Doctors will advise a hysterectomy for any degree of prolapse if your symptoms are uncomfortable and a pessary or uterine suspension do not help. It is also necessary if you have complete uterine prolapse. Facts about this option include:
- The surgery can be either an abdominal or a vaginal hysterectomy depending on your exam findings, your doctor's recommendations, and the pros and cons for you.
- Abdominal surgery can be either open or through the laparoscope.
- With a hysterectomy, you can also have a repair of your vaginal wall, and correction of a cystocoele and sagged urethra, as well as a rectocoele and enterocoele if present.
In addition, your doctor will tighten the muscles of the pelvic floor to add support.
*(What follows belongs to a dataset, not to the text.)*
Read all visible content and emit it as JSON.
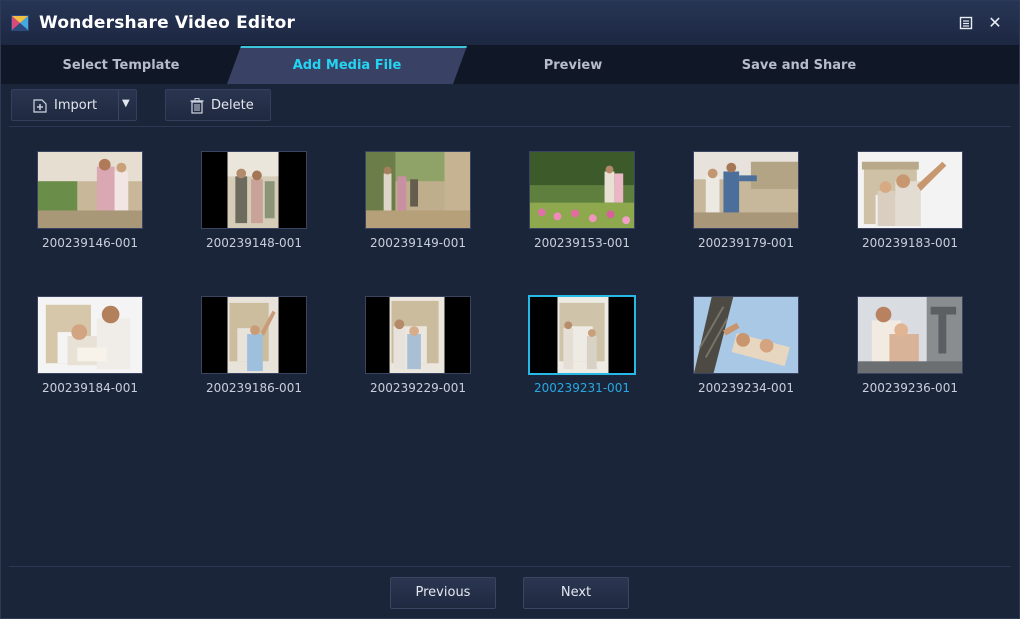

Prevention of Uterine Prolapse
Do the following to prevent weakening of your pelvic floor muscles and tissues:
- Treat causes of chronic coughing including quit smoking.
- Lose weight through a healthy diet and exercise if you are overweight.
- Avoid chronic constipation and straining while moving your bowels; include adequate fiber in your diet.
- Don't hold your breath and bear down while lifting heavy weights.
- Make a lifetime habit of doing Kegel exercises to keep your pelvic muscles strong. Do and hold a Kegel when you are lifting anything heavy.
Early Diagnosis and Treatment
If you have any of the symptoms of uterine prolapse, see your doctor for an evaluation. A complete pelvic exam will diagnose the extent of your problem and guide the options for treatment. The treatment will be less invasive if the diagnosis is made early. Seek care as soon as possible if it appears your uterus is completely out of your vagina.